The problem sheet we received from the Air Force at the end of last semester seemed to indicate issues with the workflow, physical layout, and technical (e.g. UI/UX issues) with the software and hardware the pharmacy staff used behind the counter. As we progressed through the beneficiary discovery phase, we began to realize the problem had significantly changed since Seymour Johnson AFB had submitted the problem to H4D. Though some of the pharmacy’s issues had been resolved with time in the new facility, a number of new issues have also sprouted up since then. Some of these issues had to do with chronic understaffing of the pharmacy team, new systems, new workflow, and a high proportion of retired patients coming from off-base clinics.


At the end of this week, we are determined to expand our list of beneficiary contacts. We intend to speak with more of the same people, such as pharmacy techs and patients. However, we also plan on speaking with new categories of people, as well. We intend on interviewing the vendors who provide the pharmacy’s hardware and software systems to better understand their products and the role their products play in the workflow.
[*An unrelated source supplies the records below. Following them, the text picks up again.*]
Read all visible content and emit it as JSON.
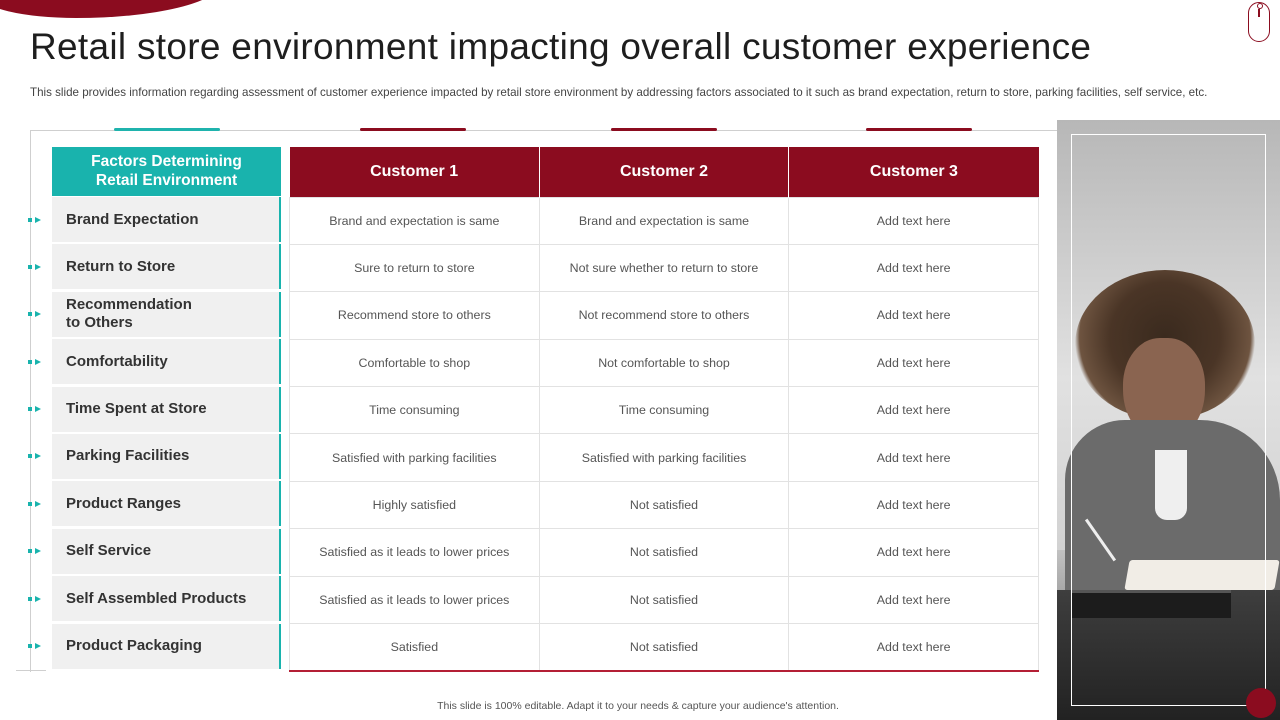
{
  "header": {
    "title": "Retail store environment impacting overall customer experience",
    "subtitle": "This slide provides information regarding assessment of customer experience impacted by retail store environment by addressing factors associated to it such as brand expectation, return to store, parking facilities, self service, etc."
  },
  "factors": {
    "header_line1": "Factors Determining",
    "header_line2": "Retail Environment",
    "items": [
      "Brand Expectation",
      "Return to Store",
      "Recommendation to Others",
      "Comfortability",
      "Time Spent at Store",
      "Parking Facilities",
      "Product Ranges",
      "Self Service",
      "Self Assembled Products",
      "Product Packaging"
    ]
  },
  "table": {
    "headers": [
      "Customer 1",
      "Customer 2",
      "Customer 3"
    ],
    "rows": [
      [
        "Brand and expectation is same",
        "Brand and expectation is same",
        "Add text here"
      ],
      [
        "Sure to return to store",
        "Not sure whether to return to store",
        "Add text here"
      ],
      [
        "Recommend store to others",
        "Not recommend store to others",
        "Add text here"
      ],
      [
        "Comfortable to shop",
        "Not comfortable to shop",
        "Add text here"
      ],
      [
        "Time consuming",
        "Time consuming",
        "Add text here"
      ],
      [
        "Satisfied with parking facilities",
        "Satisfied with parking facilities",
        "Add text here"
      ],
      [
        "Highly satisfied",
        "Not satisfied",
        "Add text here"
      ],
      [
        "Satisfied as it leads to lower prices",
        "Not satisfied",
        "Add text here"
      ],
      [
        "Satisfied as it leads to lower prices",
        "Not satisfied",
        "Add text here"
      ],
      [
        "Satisfied",
        "Not satisfied",
        "Add text here"
      ]
    ]
  },
  "footer": {
    "text": "This slide is 100% editable.  Adapt it to your needs & capture your audience's attention."
  },
  "colors": {
    "accent_red": "#8b0c1f",
    "accent_teal": "#19b3ad"
  },
  "icons": [
    "mouse-icon",
    "arrow-marker-icon"
  ]
}
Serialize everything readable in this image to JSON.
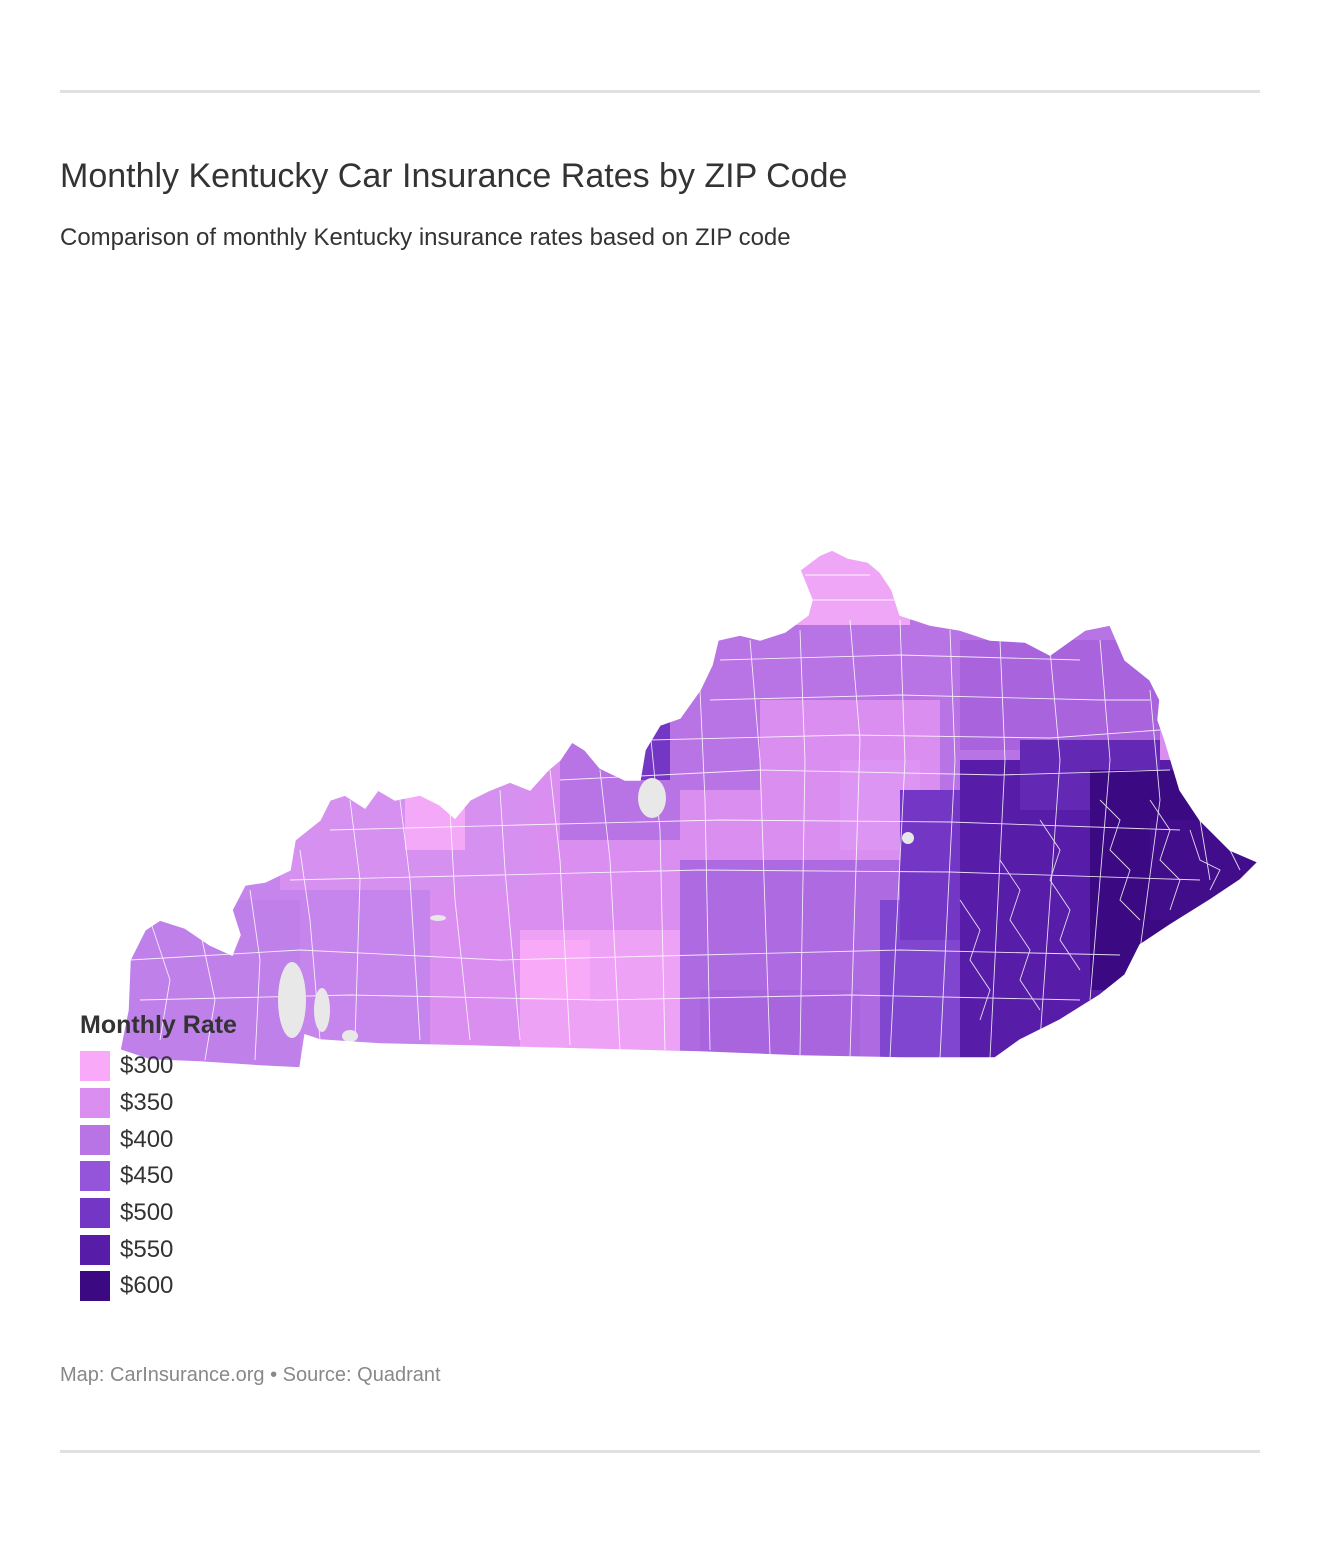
{
  "title": "Monthly Kentucky Car Insurance Rates by ZIP Code",
  "subtitle": "Comparison of monthly Kentucky insurance rates based on ZIP code",
  "legend": {
    "title": "Monthly Rate",
    "items": [
      {
        "label": "$300",
        "color": "#f8aaf8"
      },
      {
        "label": "$350",
        "color": "#d98ef0"
      },
      {
        "label": "$400",
        "color": "#b873e4"
      },
      {
        "label": "$450",
        "color": "#9455da"
      },
      {
        "label": "$500",
        "color": "#7436c4"
      },
      {
        "label": "$550",
        "color": "#571da8"
      },
      {
        "label": "$600",
        "color": "#3b0a82"
      }
    ]
  },
  "footer": "Map: CarInsurance.org • Source: Quadrant",
  "map": {
    "region": "Kentucky",
    "boundary_color": "#ffffff",
    "missing_color": "#e8e8e8",
    "regions": [
      {
        "area": "northern tip (Cincinnati suburbs)",
        "rate": 300
      },
      {
        "area": "north-central",
        "rate": 400
      },
      {
        "area": "Louisville west edge",
        "rate": 500
      },
      {
        "area": "Ohio river west",
        "rate": 350
      },
      {
        "area": "central Bluegrass",
        "rate": 350
      },
      {
        "area": "south-central",
        "rate": 300
      },
      {
        "area": "western Kentucky",
        "rate": 400
      },
      {
        "area": "south-central east",
        "rate": 400
      },
      {
        "area": "southeast (Cumberland)",
        "rate": 500
      },
      {
        "area": "eastern coalfield",
        "rate": 550
      },
      {
        "area": "far east (Pike)",
        "rate": 600
      },
      {
        "area": "northeast",
        "rate": 450
      }
    ]
  }
}
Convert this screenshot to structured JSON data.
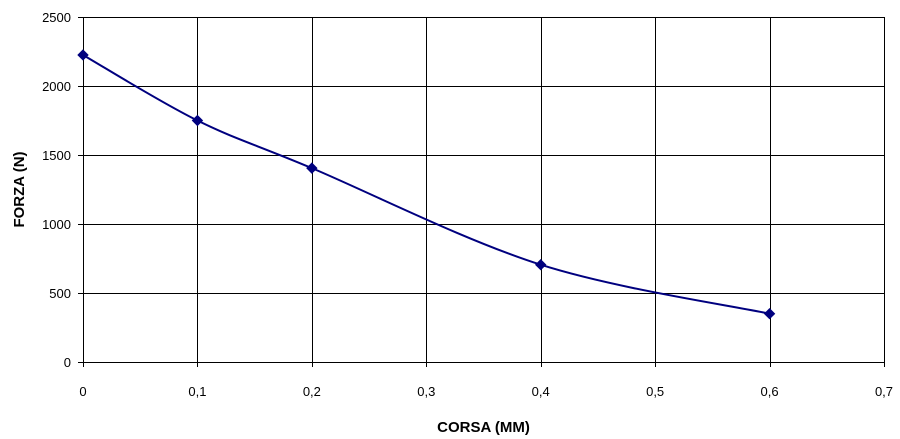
{
  "chart_data": {
    "type": "line",
    "title": "",
    "xlabel": "CORSA (MM)",
    "ylabel": "FORZA (N)",
    "xlim": [
      0,
      0.7
    ],
    "ylim": [
      0,
      2500
    ],
    "x_ticks": [
      0,
      0.1,
      0.2,
      0.3,
      0.4,
      0.5,
      0.6,
      0.7
    ],
    "x_tick_labels": [
      "0",
      "0,1",
      "0,2",
      "0,3",
      "0,4",
      "0,5",
      "0,6",
      "0,7"
    ],
    "y_ticks": [
      0,
      500,
      1000,
      1500,
      2000,
      2500
    ],
    "y_tick_labels": [
      "0",
      "500",
      "1000",
      "1500",
      "2000",
      "2500"
    ],
    "grid": true,
    "legend": "none",
    "line_color": "#00007f",
    "marker": "diamond",
    "smooth": true,
    "series": [
      {
        "x": [
          0,
          0.1,
          0.2,
          0.4,
          0.6
        ],
        "y": [
          2225,
          1750,
          1405,
          705,
          350
        ]
      }
    ]
  }
}
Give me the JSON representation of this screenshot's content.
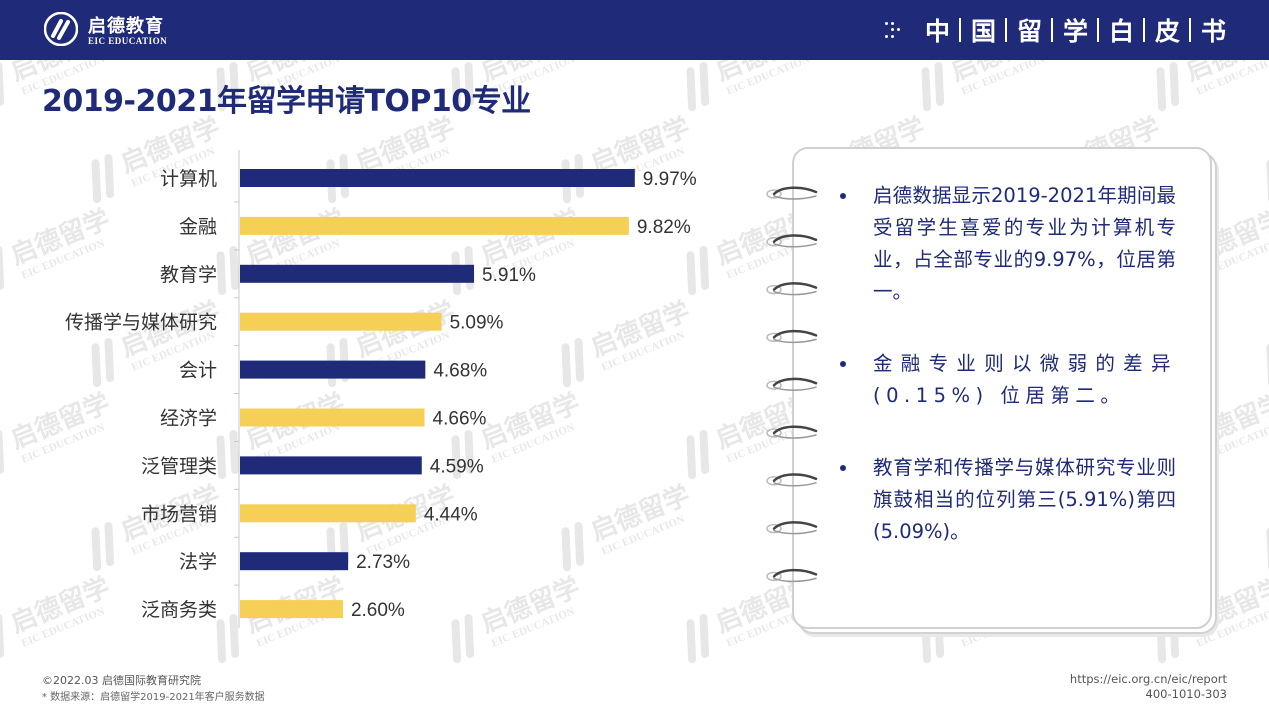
{
  "header": {
    "logo_cn": "启德教育",
    "logo_en": "EIC EDUCATION",
    "series_chars": [
      "中",
      "国",
      "留",
      "学",
      "白",
      "皮",
      "书"
    ]
  },
  "page_title": "2019-2021年留学申请TOP10专业",
  "chart_data": {
    "type": "bar",
    "orientation": "horizontal",
    "categories": [
      "计算机",
      "金融",
      "教育学",
      "传播学与媒体研究",
      "会计",
      "经济学",
      "泛管理类",
      "市场营销",
      "法学",
      "泛商务类"
    ],
    "values": [
      9.97,
      9.82,
      5.91,
      5.09,
      4.68,
      4.66,
      4.59,
      4.44,
      2.73,
      2.6
    ],
    "value_labels": [
      "9.97%",
      "9.82%",
      "5.91%",
      "5.09%",
      "4.68%",
      "4.66%",
      "4.59%",
      "4.44%",
      "2.73%",
      "2.60%"
    ],
    "colors": [
      "#1f2a78",
      "#f6cf57"
    ],
    "color_pattern": "alternating",
    "title": "",
    "xlabel": "",
    "ylabel": "",
    "xlim": [
      0,
      10
    ],
    "unit": "%",
    "grid": false,
    "legend": "none"
  },
  "notes": {
    "bullets": [
      "启德数据显示2019-2021年期间最受留学生喜爱的专业为计算机专业，占全部专业的9.97%，位居第一。",
      "金融专业则以微弱的差异(0.15%) 位居第二。",
      "教育学和传播学与媒体研究专业则旗鼓相当的位列第三(5.91%)第四(5.09%)。"
    ]
  },
  "watermark": {
    "cn": "启德留学",
    "en": "EIC EDUCATION"
  },
  "footer": {
    "copyright": "©2022.03 启德国际教育研究院",
    "source": "* 数据来源：启德留学2019-2021年客户服务数据",
    "url": "https://eic.org.cn/eic/report",
    "phone": "400-1010-303"
  },
  "colors": {
    "brand_navy": "#1f2a78",
    "accent_yellow": "#f6cf57"
  }
}
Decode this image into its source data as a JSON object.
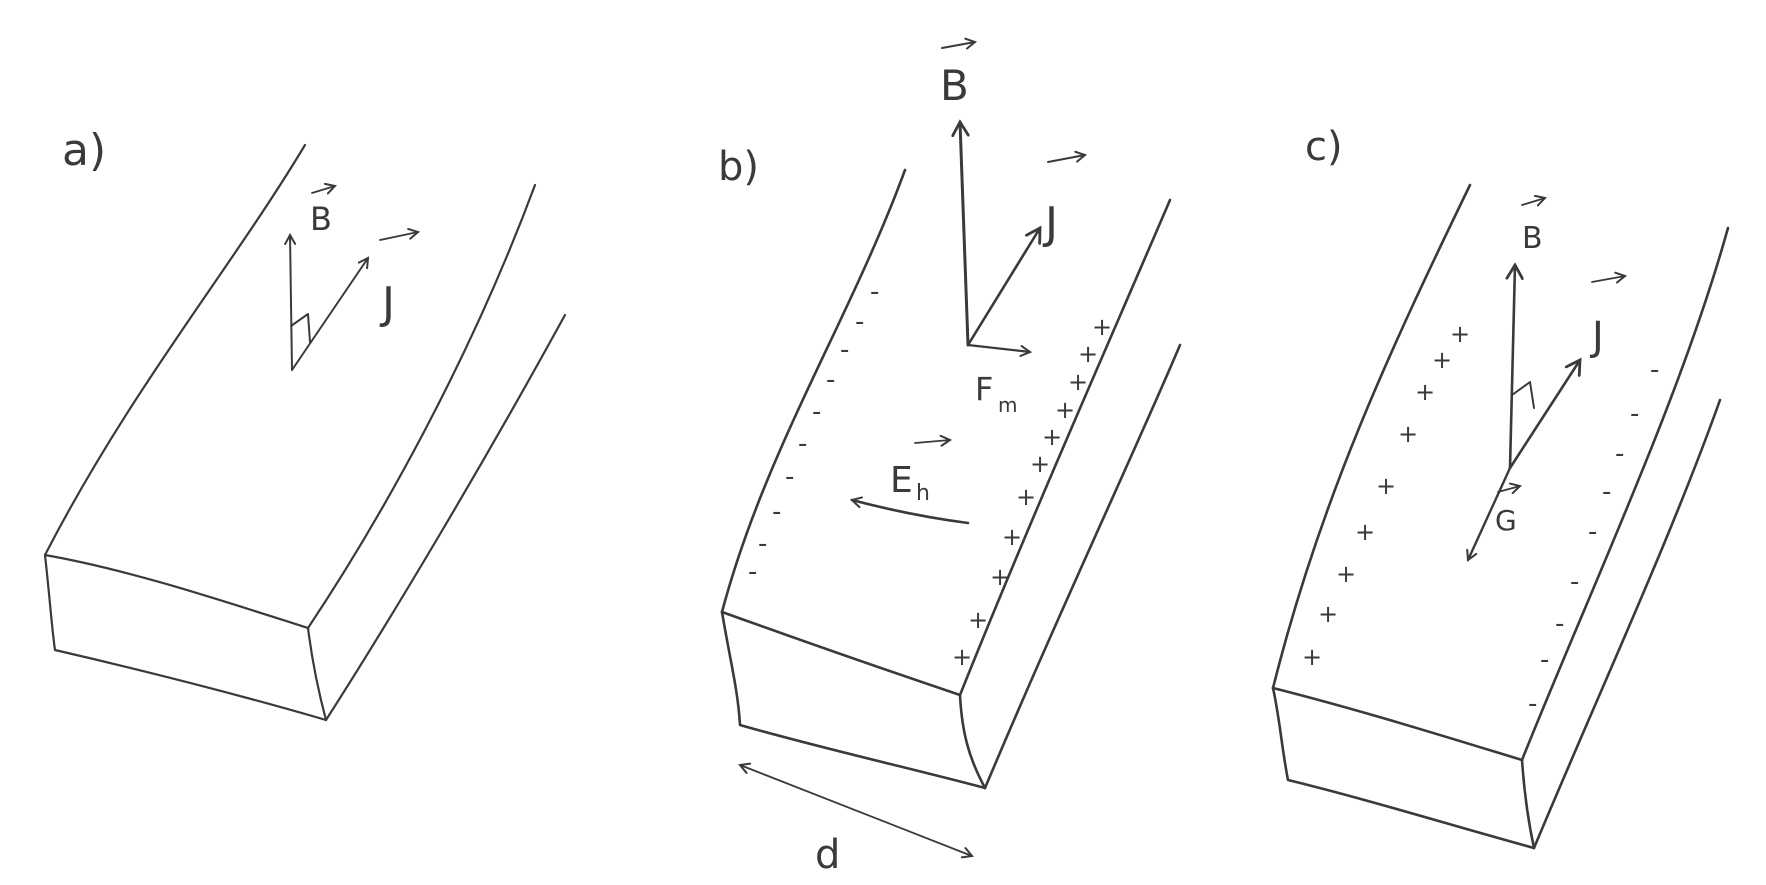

We would also like to better understand how these products work in cohesion and the staff’s experience using them. We also intend on speaking with base leadership to better understand our capacity to affect change in the workflow and workspace. Next steps also include obtaining a better understanding of how the pharmacy’s multiple, siloed systems interact and play into the workflow, either through video or other visual aid. This will give insight into treatable inefficiencies in the workflow, if there are any. Now that we have an updated and better grasp on the problem at hand, we will also begin asking beneficiaries, such as patients and techs, about their sentiments on a product with the capabilities of our MVP.